I think there is a reoccurring problem that exists in TV nowadays. We live in a time where there is just so much content, there is a constant fight to be creative and to push the limits more. American Gods struggled with these same problems. The show relied on easter eggs and imagery and didn't provide enough actual context and explanation. How was this allowed? Did no one watch and think that there was some wiggle room to actually explain what the hell was going on before premiering for viewers? Even as someone who read the book and had a bit more knowledge of what the plot was, I was still lost half of the time. With all the being said, American Gods had some great things too and I think there is the potential to grow and be great next season. The entire cast was incredible, particularly Ian McShane and Pablo Schreiber.
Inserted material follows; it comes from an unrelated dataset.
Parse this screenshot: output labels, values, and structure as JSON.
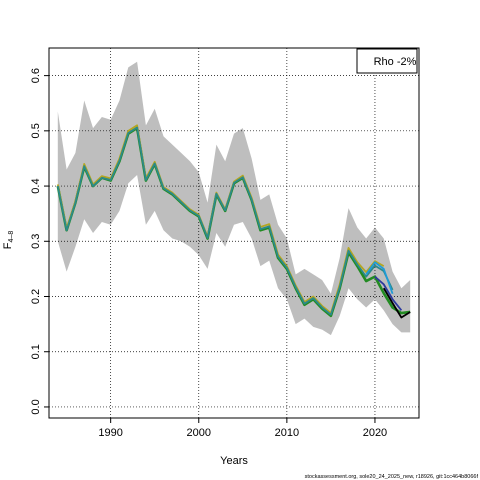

There were episodes without each of them and I always found myself missing their characters. And let's talk about the cinematography and the music. I have watched Fuller's other shows Hannibal and Pushing Daisies and I have come to notice and LOVE his style. It it so unique! The music is orchestral and shocking... the visuals are grotesque yet beautiful... I simply can't get enough of it!

As an adaptation, I think that this show is very true to the books. However, a lot of the problems that I had with the book, I still found that I had with the TV adaptation. I also heard that Fuller has a five season plan for the book and I personally think that is too much content. If I thought the first season was slow, I can only imagine that the remaining seasons will be as well. I hope that this will not be the case because I really want to like this show. Both the novel and the TV adaptation seem to mean so much to people. I hear nothing but praise... to the point where I question whether I am just missing the point. I have to remind myself that not everyone can love the same things. I still look forward to season two and will be tuning in... fingers crossed!